«Если они глубже показанного, т.е. если, стоя на дне их, нельзя стрелять, стрелок должен вырыть себе в скате,
«Для заряжания он спускается на дно канавы, между тем как товарищ его занимает его место».
«Если скат канавы отлог, стрелок ложится на него или приседает на колени так, чтобы можно было стрелять с опертым ружьем и не очень открываясь».
«Сделав выстрел, он спускается так, чтобы быть совершенно
…«Отдельные деревья составляют прекрасные закрытия, смотря по большей или меньшей их толстоте».
«Стрелок должен становиться вплоть к дереву, таким образом, чтобы касаться его левой рукой». (!)
«Для выстрела он упрет ружье к правой стороне дерева, равно и кисть левой руки; он выставит голову не более, как сколько нужно для прицеливания, подавая по возможности корпус назад».
Этих выписок довольно, чтобы судить о духе австрийской рекрутской школы. Болезненное стремление к точности в таких вещах, в которых она не имеет смысла, невоздержное желание обуставить малейшее движение стрелка и внушить ему постоянную заботу об укрытии себя, заботу, которая в бою и без того слишком сильна, — вот характеристические черты австрийского устава. При этом не мешает вообразить себе рекрута, только что взятого от сохи, запуганного, ошеломленного, но игравшего в прятки дома и, следовательно, превосходно изучившего индивидуальное применение к местности, и рядом с ним учителя, объясняющего ему далеко не шуточным тоном это применение к местности, в образе снимания ранца за ручьем, упирания левого плеча в дерево и проч., и проч.: картина умственного развития, возможного при этой системе, нарисуется сама собой.
Другие части австрийского устава написаны не менее обстоятельно, но совершенно в том же духе. Основания взяты прекрасные, но осуществлены опять в форме, которая признана наилучшей на все случаи и которую следует заучить только, чтобы бить врага. Особенного внимания в этом отношении заслуживает линейное ученье, показывающее, что лучшие начала не ведут ни к чему, если попадаются в руки людям, не понимающим той простой вещи, что где человек не выработан, там форма не поможет.
В этом уставе допущены уже:
Независимость батальонов в бригаде, бригад в корпусах, в том смысле, что относительное их положение не утверждено раз навсегда, а переменяется, смотря по удобству развертывания и другим обстоятельствам.
Замена команд и сигналов при маневрировании нескольких батальонов рассылаемыми приказаниями.

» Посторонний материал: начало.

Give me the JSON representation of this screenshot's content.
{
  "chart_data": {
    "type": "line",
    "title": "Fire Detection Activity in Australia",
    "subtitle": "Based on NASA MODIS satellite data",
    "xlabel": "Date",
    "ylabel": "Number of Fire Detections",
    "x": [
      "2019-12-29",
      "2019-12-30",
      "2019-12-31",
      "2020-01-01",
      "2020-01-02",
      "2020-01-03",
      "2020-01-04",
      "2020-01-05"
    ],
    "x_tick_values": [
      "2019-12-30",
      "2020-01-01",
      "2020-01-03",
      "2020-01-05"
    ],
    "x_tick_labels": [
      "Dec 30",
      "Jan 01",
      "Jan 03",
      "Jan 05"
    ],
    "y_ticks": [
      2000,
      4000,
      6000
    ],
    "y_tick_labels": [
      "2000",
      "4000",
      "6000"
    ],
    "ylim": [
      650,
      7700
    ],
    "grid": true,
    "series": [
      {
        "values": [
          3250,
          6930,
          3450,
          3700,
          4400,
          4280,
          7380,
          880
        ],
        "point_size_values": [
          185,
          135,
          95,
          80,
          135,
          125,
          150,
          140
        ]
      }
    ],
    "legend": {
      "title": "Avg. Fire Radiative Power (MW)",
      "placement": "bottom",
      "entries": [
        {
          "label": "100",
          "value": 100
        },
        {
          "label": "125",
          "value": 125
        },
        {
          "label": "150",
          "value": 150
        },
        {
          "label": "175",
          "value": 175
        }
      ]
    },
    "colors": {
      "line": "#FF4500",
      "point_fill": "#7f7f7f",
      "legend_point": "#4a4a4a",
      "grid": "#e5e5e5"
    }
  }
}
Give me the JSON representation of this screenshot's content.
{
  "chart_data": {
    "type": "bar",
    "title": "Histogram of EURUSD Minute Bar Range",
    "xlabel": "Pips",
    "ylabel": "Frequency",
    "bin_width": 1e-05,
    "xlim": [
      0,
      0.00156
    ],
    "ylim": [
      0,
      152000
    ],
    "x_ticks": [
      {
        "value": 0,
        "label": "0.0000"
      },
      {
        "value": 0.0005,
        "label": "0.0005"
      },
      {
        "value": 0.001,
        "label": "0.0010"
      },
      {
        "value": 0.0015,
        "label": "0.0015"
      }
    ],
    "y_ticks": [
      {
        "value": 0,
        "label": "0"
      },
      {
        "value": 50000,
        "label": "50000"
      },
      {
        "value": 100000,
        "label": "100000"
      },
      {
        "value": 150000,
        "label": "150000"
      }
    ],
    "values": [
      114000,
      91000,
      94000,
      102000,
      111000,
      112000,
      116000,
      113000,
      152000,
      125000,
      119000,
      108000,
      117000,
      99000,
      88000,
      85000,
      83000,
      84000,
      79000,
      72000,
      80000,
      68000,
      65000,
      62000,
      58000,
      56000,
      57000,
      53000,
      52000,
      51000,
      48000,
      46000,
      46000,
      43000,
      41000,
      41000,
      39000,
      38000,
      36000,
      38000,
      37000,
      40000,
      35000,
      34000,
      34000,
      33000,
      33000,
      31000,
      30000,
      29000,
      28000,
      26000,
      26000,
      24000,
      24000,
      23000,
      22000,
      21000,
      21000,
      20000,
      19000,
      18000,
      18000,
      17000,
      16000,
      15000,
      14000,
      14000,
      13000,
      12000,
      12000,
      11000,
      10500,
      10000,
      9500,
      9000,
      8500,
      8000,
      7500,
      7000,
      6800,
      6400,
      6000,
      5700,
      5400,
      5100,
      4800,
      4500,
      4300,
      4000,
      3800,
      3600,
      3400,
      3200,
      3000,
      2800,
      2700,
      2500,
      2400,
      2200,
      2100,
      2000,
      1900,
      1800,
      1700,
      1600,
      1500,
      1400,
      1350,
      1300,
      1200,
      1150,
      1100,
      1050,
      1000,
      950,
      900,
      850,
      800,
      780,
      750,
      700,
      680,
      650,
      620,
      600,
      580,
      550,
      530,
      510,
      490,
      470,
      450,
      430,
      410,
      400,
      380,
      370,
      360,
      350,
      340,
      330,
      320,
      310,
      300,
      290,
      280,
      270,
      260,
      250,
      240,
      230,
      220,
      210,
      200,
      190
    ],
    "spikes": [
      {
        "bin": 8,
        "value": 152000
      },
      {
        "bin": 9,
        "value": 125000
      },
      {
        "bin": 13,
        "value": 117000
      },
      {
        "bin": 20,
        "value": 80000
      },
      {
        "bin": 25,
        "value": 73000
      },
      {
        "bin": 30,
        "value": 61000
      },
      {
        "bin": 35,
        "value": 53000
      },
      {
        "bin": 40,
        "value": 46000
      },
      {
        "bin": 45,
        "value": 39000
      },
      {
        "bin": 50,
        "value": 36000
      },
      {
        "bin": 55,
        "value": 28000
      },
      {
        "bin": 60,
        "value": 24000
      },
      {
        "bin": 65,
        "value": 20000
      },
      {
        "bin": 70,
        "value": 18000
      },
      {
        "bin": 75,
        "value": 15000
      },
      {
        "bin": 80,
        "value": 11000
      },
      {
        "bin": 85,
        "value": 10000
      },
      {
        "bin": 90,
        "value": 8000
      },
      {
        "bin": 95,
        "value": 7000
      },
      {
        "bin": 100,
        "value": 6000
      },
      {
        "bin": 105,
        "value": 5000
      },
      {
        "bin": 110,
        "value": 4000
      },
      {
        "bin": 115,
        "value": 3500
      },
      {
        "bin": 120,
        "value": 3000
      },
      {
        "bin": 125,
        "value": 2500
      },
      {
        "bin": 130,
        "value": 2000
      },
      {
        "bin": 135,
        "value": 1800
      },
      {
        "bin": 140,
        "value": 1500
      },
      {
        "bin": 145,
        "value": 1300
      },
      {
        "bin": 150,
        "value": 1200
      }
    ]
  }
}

3) Возможное сбережение резервов.
Но, при педантическом осуществлении этих начал и при совершенном презрении к свойствам человека, сбережение резервов привело к тому, что австрийцы подставляют под удары свои силы по частям; втирание тактических правил повело к тому, что или бросаются почти без подготовки в штыки, как было в нынешнюю войну, или же, появившись неожиданно перед неприятелем, подготовляют атаку артиллерией, т.е. дают ему время опомниться[13]
; части, едва успевшие подраться, сменяют, уничтожая, таким образом, свежесть войск и в то же время не получив от них всего того усилия, к которому они способны.Общий вывод: формы совершенные, но мертвые; знание, втертое войскам продолжительным педантическим обучением, и совершенная неспособность применить это знание сообразно с обстоятельствами; мало того: совершенное отсутствие инициативы, вследствие страха ответственности, и крайняя впечатлительность в том смысле, что малейшая неудача приводит начальников к убеждению, что все уже сделано и что более сопротивляться невозможно.
Так было перед итальянской кампанией 1859 г., и это положение, несмотря на преобразования, не изменилось: не изменилось потому, что преобразования касались той же формы, а человек по-прежнему был забыт. А там, где не только не требуют от человека энергии, а напротив, как будто боятся ее, естественно возникает стремление заменить ее механическим совершенством организации, хорошим состоянием материальной части и т. под. При этом забывается одно: что средства сами не действуют, что они являются силой только в руках опять-таки живого, не забитого, рассуждающего человека…
От этого в австрийской армии мы наталкиваемся на замечательное явление: венгры, поляки, чехи, взятые отдельно, храбры и доказали это многими блестящими подвигами; а между тем австрийская армия, набранная из этих храбрых племен, дерется не совсем устойчиво и теряет всегда громадное число пленными.
Вредные стороны общей системы по необходимости должны сильнее отражаться на пехоте, как на роде войска, состоящем только из людей; в специальных родах оружия оно будет слабее, ибо в кавалерии человек находит некоторое спасение за лошадью, в артиллерии — за пушкой.